Risk Factors This does not constitute an offer to sell or a solicitation of an offer to buy any securities. Any securities will be offered only by means of a Confidential Private Placement Memorandum (“Memorandum”) provided to a limited number of sophisticated investors. Investing in the Company involves a number of significant risks and other important factors relating to investments in companies generally, and relating to the strategy and investment objectives of the Company in particular. Prospective investors should carefully consider the following risk factors, together with all of the other information included in the Memorandum before deciding to purchase Shares. As a result of these factors, as well as other risks inherent in any investment, there can be no assurance that the Company will be able to meet its investment objectives or otherwise be able to successfully to carry out its investment program.
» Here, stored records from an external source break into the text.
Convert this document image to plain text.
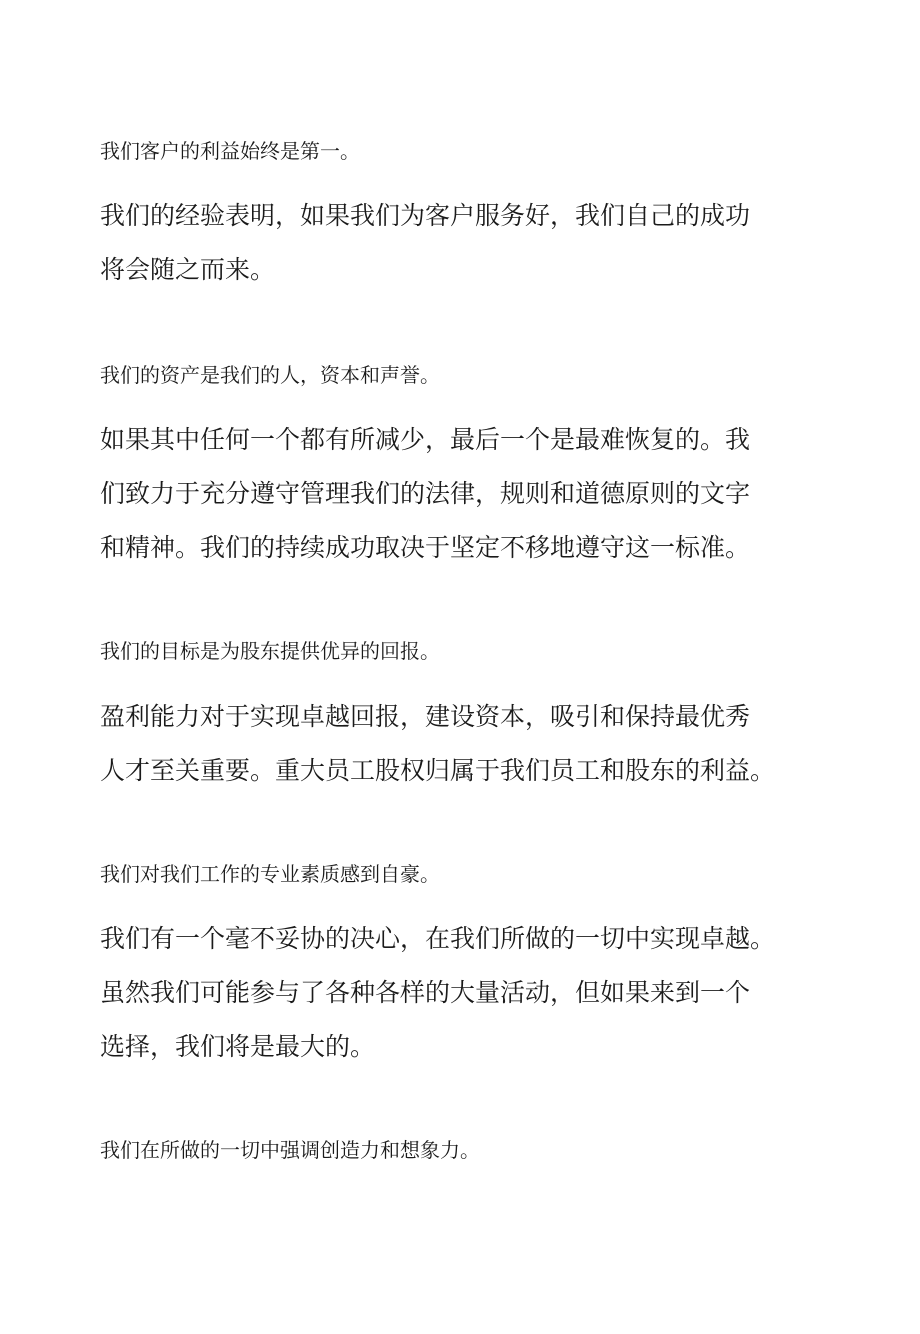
我们客户的利益始终是第一。
我们的经验表明，如果我们为客户服务好，我们自己的成功
将会随之而来。
我们的资产是我们的人，资本和声誉。
如果其中任何一个都有所减少，最后一个是最难恢复的。我
们致力于充分遵守管理我们的法律，规则和道德原则的文字
和精神。我们的持续成功取决于坚定不移地遵守这一标准。
我们的目标是为股东提供优异的回报。
盈利能力对于实现卓越回报，建设资本，吸引和保持最优秀
人才至关重要。重大员工股权归属于我们员工和股东的利益。
我们对我们工作的专业素质感到自豪。
我们有一个毫不妥协的决心，在我们所做的一切中实现卓越。
虽然我们可能参与了各种各样的大量活动，但如果来到一个
选择，我们将是最大的。
我们在所做的一切中强调创造力和想象力。
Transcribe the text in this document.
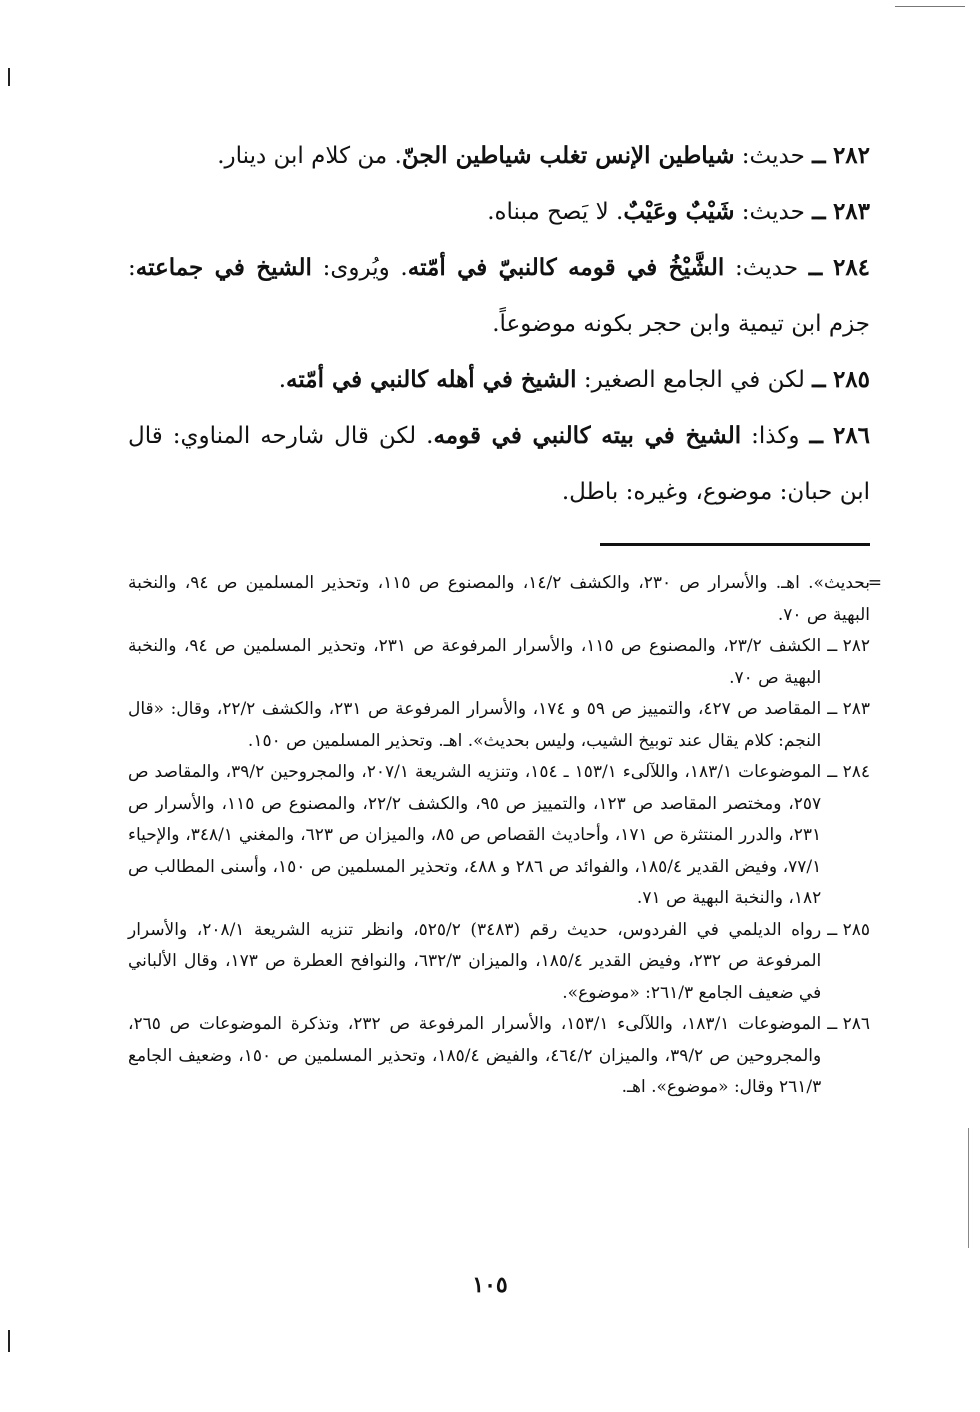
٢٨٢ ــ حديث: شياطين الإنس تغلب شياطين الجنّ. من كلام ابن دينار.

٢٨٣ ــ حديث: شَيْبٌ وعَيْبٌ. لا يَصح مبناه.

٢٨٤ ــ حديث: الشَّيْخُ في قومه كالنبيّ في أمّته. ويُروى: الشيخ في جماعته: جزم ابن تيمية وابن حجر بكونه موضوعاً.

٢٨٥ ــ لكن في الجامع الصغير: الشيخ في أهله كالنبي في أمّته.

٢٨٦ ــ وكذا: الشيخ في بيته كالنبي في قومه. لكن قال شارحه المناوي: قال ابن حبان: موضوع، وغيره: باطل.

=

بحديث». اهـ. والأسرار ص ٢٣٠، والكشف ١٤/٢، والمصنوع ص ١١٥، وتحذير المسلمين ص ٩٤، والنخبة البهية ص ٧٠.

٢٨٢ ــ
الكشف ٢٣/٢، والمصنوع ص ١١٥، والأسرار المرفوعة ص ٢٣١، وتحذير المسلمين ص ٩٤، والنخبة البهية ص ٧٠.

٢٨٣ ــ
المقاصد ص ٤٢٧، والتمييز ص ٥٩ و ١٧٤، والأسرار المرفوعة ص ٢٣١، والكشف ٢٢/٢، وقال: «قال النجم: كلام يقال عند توبيخ الشيب، وليس بحديث». اهـ. وتحذير المسلمين ص ١٥٠.

٢٨٤ ــ
الموضوعات ١٨٣/١، واللآلىء ١٥٣/١ ـ ١٥٤، وتنزيه الشريعة ٢٠٧/١، والمجروحين ٣٩/٢، والمقاصد ص ٢٥٧، ومختصر المقاصد ص ١٢٣، والتمييز ص ٩٥، والكشف ٢٢/٢، والمصنوع ص ١١٥، والأسرار ص ٢٣١، والدرر المنتثرة ص ١٧١، وأحاديث القصاص ص ٨٥، والميزان ص ٦٢٣، والمغني ٣٤٨/١، والإحياء ٧٧/١، وفيض القدير ١٨٥/٤، والفوائد ص ٢٨٦ و ٤٨٨، وتحذير المسلمين ص ١٥٠، وأسنى المطالب ص ١٨٢، والنخبة البهية ص ٧١.

٢٨٥ ــ
رواه الديلمي في الفردوس، حديث رقم (٣٤٨٣) ٥٢٥/٢، وانظر تنزيه الشريعة ٢٠٨/١، والأسرار المرفوعة ص ٢٣٢، وفيض القدير ١٨٥/٤، والميزان ٦٣٢/٣، والنوافح العطرة ص ١٧٣، وقال الألباني في ضعيف الجامع ٢٦١/٣: «موضوع».

٢٨٦ ــ
الموضوعات ١٨٣/١، واللآلىء ١٥٣/١، والأسرار المرفوعة ص ٢٣٢، وتذكرة الموضوعات ص ٢٦٥، والمجروحين ص ٣٩/٢، والميزان ٤٦٤/٢، والفيض ١٨٥/٤، وتحذير المسلمين ص ١٥٠، وضعيف الجامع ٢٦١/٣ وقال: «موضوع». اهـ.

١٠٥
- An investment in the company is not a direct investment in real estate, but rather an investment in a REIT that invests in life science real estate.
- The Company will be subject to the risks incident to the ownership and operation of real estate, including risks associated with the general economic climate, local real estate conditions, changes in the availability of debt financing, credit risk arising from the financial condition of tenants, buyers, and sellers of properties, geographic or market concentration, competition from other space, and various other risks.
- There is no public market for the interests and one is not guaranteed to develop. As a result, investors in the Company may be required to hold their interests for the entire term of the Company. Consequently, the purchase of interests should be considered only as a long-term and illiquid investment and Shares should only be acquired by Investors who are able to commit their funds for an indefinite period of time.
- Certain employees of the Adviser will have conflicts of interest in allocating their time between the Company and their other business activities. Additionally, affiliates of the Adviser own and may continue to own in the future, other properties outside the Portfolio, which may result in a conflict of allocation of services and costs.
- We may pay distributions from sources other than our cash flow from operations, including, without limitation, the sale of assets, borrowings or offering proceeds, and we have no limits on the amounts we may pay from such sources.
- Failure to qualify as a Real Estate Investment Trust (“REIT”) for U.S. federal income tax purposes would adversely affect our operations and our ability to make distributions.
NexPoint Real Estate Advisors IX, L.P. (the “Adviser”) acts as the adviser to the Company and the sole sponsor of the Offering.
The Adviser, which is also the sole sponsor of the Offering, is a wholly owned subsidiary of NexPoint Real Estate Advisors, L.P. (“NREA”). NREA is wholly owned by NexPoint Advisors, L.P. (“NexPoint”).
NexPoint Securities, Inc., member FINRA/SIPC, is the dealer manager for the Offering.